The number of instructions to be generated. Defaults to 5.

criteria_for_query_generation str

The criteria for the query generation. Defaults to the criteria defined within the paper.

application_description str

The description of the AI application that one want to build with these instructions. Defaults to AI assistant.

Input columns
  • input (str): The input to generate the instructions. It's also called seed in the paper.
Output columns
  • instructions (List[str]): The generated instructions.
Reference
Source code in src/distilabel/steps/tasks/self_instruct.py
class SelfInstruct(Task):
    """SelfInstruct is a pre-defined task that, given a number of instructions, a
    certain criteria for query generations, an application description, and an input,
    generates a number of instruction related to the given input and following what
    is stated in the criteria for query generation and the application description.
    It is based in the SelfInstruct framework from the paper "Self-Instruct: Aligning
    Language Models with Self-Generated Instructions".

    Attributes:
        num_instructions: The number of instructions to be generated. Defaults to 5.
        criteria_for_query_generation: The criteria for the query generation. Defaults
            to the criteria defined within the paper.
        application_description: The description of the AI application that one want
            to build with these instructions. Defaults to `AI assistant`.

    Input columns:
        - input (`str`): The input to generate the instructions. It's also called seed in the paper.

    Output columns:
        - instructions (`List[str]`): The generated instructions.

    Reference:
        - [`Self-Instruct: Aligning Language Models with Self-Generated Instructions`](https://arxiv.org/abs/2212.10560)
    """

    num_instructions: int = 5

    criteria_for_query_generation: str = (
        "Incorporate a diverse range of verbs, avoiding repetition.\n"
        "Ensure queries are compatible with AI model's text generation functions and are limited to 1-2 sentences.\n"
        "Design queries to be self-contained and standalone.\n"
        'Blend interrogative (e.g., "What is the significance of x?") and imperative (e.g., "Detail the process of x.") styles.'
    )

    application_description: str = "AI assistant"

    _template: Template = PrivateAttr(default=...)

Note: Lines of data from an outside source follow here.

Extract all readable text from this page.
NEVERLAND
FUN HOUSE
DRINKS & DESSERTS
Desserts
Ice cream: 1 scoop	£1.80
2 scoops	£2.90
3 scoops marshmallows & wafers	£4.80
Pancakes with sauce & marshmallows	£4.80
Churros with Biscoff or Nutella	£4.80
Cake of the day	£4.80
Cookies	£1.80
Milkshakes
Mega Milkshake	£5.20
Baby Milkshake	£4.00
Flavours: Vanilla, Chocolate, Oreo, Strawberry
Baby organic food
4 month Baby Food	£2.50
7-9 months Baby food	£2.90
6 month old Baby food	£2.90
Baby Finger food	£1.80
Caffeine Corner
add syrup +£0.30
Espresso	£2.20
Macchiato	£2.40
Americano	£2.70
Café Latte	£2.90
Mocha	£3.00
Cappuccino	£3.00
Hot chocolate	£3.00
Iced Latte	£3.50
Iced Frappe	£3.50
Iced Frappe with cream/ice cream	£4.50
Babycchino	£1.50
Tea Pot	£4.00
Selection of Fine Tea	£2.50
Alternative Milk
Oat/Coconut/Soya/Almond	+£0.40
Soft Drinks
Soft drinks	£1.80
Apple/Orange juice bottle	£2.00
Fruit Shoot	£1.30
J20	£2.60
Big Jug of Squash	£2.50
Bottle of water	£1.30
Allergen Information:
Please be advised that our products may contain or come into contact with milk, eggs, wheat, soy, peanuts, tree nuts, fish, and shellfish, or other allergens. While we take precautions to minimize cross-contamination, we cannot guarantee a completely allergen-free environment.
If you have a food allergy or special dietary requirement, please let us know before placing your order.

    def load(self) -> None:
        """Loads the Jinja2 template for SelfInstruct."""
        super().load()

        _path = str(
            importlib_resources.files("distilabel")
            / "steps"
            / "tasks"
            / "templates"
            / "self-instruct.jinja2"
        )

        self._template = Template(open(_path).read())

    @property
    def inputs(self) -> List[str]:
        """The input for the task is the `input` i.e. seed text."""
        return ["input"]

    def format_input(self, input: Dict[str, Any]) -> "ChatType":
        """The input is formatted as a `ChatType` assuming that the instruction
        is the first interaction from the user within a conversation."""

        return [
            {
                "role": "user",
                "content": self._template.render(
                    input=input["input"],
                    application_description=self.application_description,
                    criteria_for_query_generation=self.criteria_for_query_generation,
                    num_instructions=self.num_instructions,
                ),
            }
        ]

    @property
    def outputs(self):
        """The output for the task is a list of `instructions` containing the generated instructions."""
        return ["instructions"]

    def format_output(
        self,
        output: Union[str, None],
        input: Optional[Dict[str, Any]] = None,
    ) -> Dict[str, Any]:
        """The output is formatted as a list with the generated instructions.

        Args:
            output: the raw output of the LLM.
            input: the input to the task. Used for obtaining the number of responses.

        Returns:
            A dict with containing the generated instructions.
        """

        if output is None:
            return {"instructions": []}

        lines = [line for line in output.split("\n") if line != ""]
        return {"instructions": lines}

inputs: List[str] property

The input for the task is the input i.e. seed text.

outputs property

The output for the task is a list of instructions containing the generated instructions.

format_input(input)

The input is formatted as a ChatType assuming that the instruction is the first interaction from the user within a conversation.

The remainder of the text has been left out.